Запахи воска и ладана, пение хора, блеск и дрожание огоньков на фитильках свечей, загадочный свет лампад, лики икон, торжественный чин богослужения, ароматный дым кадила, строгие возгласы священников… Для человека, в сознательном возрасте начавшего ходить в храм Божий, все это до конца дней будет оставаться чем-то немного в новинку. Для таких, как Вася Дроздов, оно было столь же естественно получаемым от жизни, как еда и питье, умение дышать, ходить… И потерять Церковь равнозначно тому, как внезапно утратить зрение или слух. Молитвы, тропари, кондаки, всё богослужение — ему не приходилось стараться запоминать все это, оно само запоминалось, легко и беспрепятственно почти ежедневно втекало в него, как река впадает в озеро, наполняя его чистой водой.
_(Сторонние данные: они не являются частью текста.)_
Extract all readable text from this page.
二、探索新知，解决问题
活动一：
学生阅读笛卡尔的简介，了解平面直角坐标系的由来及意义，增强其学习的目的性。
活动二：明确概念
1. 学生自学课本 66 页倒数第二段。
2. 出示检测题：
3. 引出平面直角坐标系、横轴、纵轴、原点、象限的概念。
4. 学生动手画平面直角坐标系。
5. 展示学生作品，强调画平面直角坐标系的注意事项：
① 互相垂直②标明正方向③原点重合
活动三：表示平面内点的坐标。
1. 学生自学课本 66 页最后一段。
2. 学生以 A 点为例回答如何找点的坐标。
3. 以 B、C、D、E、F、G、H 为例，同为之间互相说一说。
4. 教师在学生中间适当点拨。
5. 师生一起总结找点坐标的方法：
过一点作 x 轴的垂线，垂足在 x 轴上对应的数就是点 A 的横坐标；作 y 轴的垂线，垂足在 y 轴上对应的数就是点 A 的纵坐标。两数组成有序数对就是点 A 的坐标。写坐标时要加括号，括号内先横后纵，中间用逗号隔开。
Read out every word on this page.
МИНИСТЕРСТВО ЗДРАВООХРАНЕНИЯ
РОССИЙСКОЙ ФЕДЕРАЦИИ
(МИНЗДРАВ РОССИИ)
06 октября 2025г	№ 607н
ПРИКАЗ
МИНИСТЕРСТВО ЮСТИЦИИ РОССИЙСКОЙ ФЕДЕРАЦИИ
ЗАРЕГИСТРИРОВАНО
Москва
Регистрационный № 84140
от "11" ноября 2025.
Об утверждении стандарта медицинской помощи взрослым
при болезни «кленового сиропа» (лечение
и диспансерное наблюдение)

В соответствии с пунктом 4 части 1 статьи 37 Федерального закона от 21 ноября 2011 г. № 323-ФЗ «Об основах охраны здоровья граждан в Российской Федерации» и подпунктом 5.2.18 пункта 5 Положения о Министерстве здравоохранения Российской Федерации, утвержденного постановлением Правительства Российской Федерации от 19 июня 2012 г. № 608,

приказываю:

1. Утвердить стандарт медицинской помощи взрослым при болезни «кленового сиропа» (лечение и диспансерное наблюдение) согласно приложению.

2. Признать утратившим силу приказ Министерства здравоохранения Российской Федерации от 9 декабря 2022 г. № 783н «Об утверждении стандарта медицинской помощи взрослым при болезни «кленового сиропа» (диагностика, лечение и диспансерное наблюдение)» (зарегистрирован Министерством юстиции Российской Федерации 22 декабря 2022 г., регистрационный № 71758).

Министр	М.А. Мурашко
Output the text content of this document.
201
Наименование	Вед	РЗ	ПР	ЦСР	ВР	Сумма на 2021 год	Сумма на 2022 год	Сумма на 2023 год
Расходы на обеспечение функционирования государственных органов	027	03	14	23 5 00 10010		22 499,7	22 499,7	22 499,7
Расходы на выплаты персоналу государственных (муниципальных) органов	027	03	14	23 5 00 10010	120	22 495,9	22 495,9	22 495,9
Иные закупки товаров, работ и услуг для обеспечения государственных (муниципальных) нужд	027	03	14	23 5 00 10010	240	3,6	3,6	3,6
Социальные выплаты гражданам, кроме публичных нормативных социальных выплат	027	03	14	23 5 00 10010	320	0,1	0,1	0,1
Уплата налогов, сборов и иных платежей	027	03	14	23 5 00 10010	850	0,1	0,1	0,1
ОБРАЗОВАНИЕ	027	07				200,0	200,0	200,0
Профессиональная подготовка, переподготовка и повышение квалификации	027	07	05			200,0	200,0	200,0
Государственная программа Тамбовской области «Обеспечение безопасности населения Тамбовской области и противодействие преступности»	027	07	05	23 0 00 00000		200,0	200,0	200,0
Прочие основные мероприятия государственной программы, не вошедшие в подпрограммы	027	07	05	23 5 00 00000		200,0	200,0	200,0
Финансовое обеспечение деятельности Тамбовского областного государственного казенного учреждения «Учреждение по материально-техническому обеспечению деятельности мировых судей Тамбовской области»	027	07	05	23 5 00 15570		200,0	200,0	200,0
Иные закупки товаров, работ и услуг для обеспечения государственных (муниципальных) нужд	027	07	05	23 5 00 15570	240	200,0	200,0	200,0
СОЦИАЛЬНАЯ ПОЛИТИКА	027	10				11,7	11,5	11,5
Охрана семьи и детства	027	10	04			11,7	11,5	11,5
И этой целебной воде уже вовек было не иссохнуть в нем.
Дядя Петя водил крестника в храм, каждое воскресенье Вася причащался.
У него рождались собственные представления о том, что и как происходит в храме. С младенчества начинала сказываться его поэтическая натура, радостно летящая навстречу образности. Когда в конце службы гасили свечи, от которых ввысь устремлялись дымки, Васе казалось, это молитвы отправляются на небеса. Однажды, глядя, как гасят свечи большого паникадила, как бегут и бегут вверх дымные струйки, он сообщил стоящей рядом маме:
— Мама, скоро кончится служба. Молитва к Богу пошла.
Первое, что стал в своей жизни мастерить Вася, — деревянные крестики из лучинок. И первые детские игры его были конечно же в священника. Он набрасывал на плечи платок, что-то там-сям повязывал и начинал «служить». К веревочке прикреплял грузик и помахивал игрушечным кадилом собственного изготовления. Одно удивление было глядеть на эдакого малолетнего попика.
— Во имя Отца и Сына и Святаго Духа… Господу пом-м-мо-лимся!..
Слух у него изумительный.
— Можно не сомневаться: хороший священник получится! А ну-ка, Васятка, пойдем теперь на гуслях играть!
Что за волшебное слово «гусли»! И сами они у дедушки — как некая особая драгоценность. В ящике на ножках. Открывается крышка, под ней — ряды струн, из которых дедушка Никита извлекает разнообразные упоительные звуки. Он подсаживается к гуслям на кресле. Внук тоже придвигает поближе свой стульчик.
— Самый церковный музыкальный инструмент, — говорит дедушка. — Царь Давид свои псалмы пел под псалтирю. А «псалтирь» по-гречески и есть гусли. Только наши гусли большие. Переноске не подлежат. Оттого именуются иной раз «лежачая арфа».
Такие гусли появились в России при Елизавете Петровне, а при Екатерине Великой получили широкое распространение. Славился игрой на них композитор и певец Василий Федорович Трутовский, носивший титул камер-музыканта и придворного гуслиста. В такой «лежачей арфе» диапазон звучания увеличивался до пяти, а то и семи октав. Для них ввели хроматическую настройку. И больше всего их любили именно русские священники, отчего в народе их так и стали называть: «поповские гусли».
Вася во все глаза глядел, бывало, как дедушка перебирает ловкими пальцами струны, слушал, как зачарованный, а вскоре постепенно стал осваивать инструмент, научился сам играть.
Другого своего деда Вася почти не знал. Приходской священник Федор Игнатьевич Дроздов рано овдовел, передал приход сыну Михаилу и жил уединенно, в постах и молитвах, по-монашески, все его пропитание составляли хлеб, капуста и квас.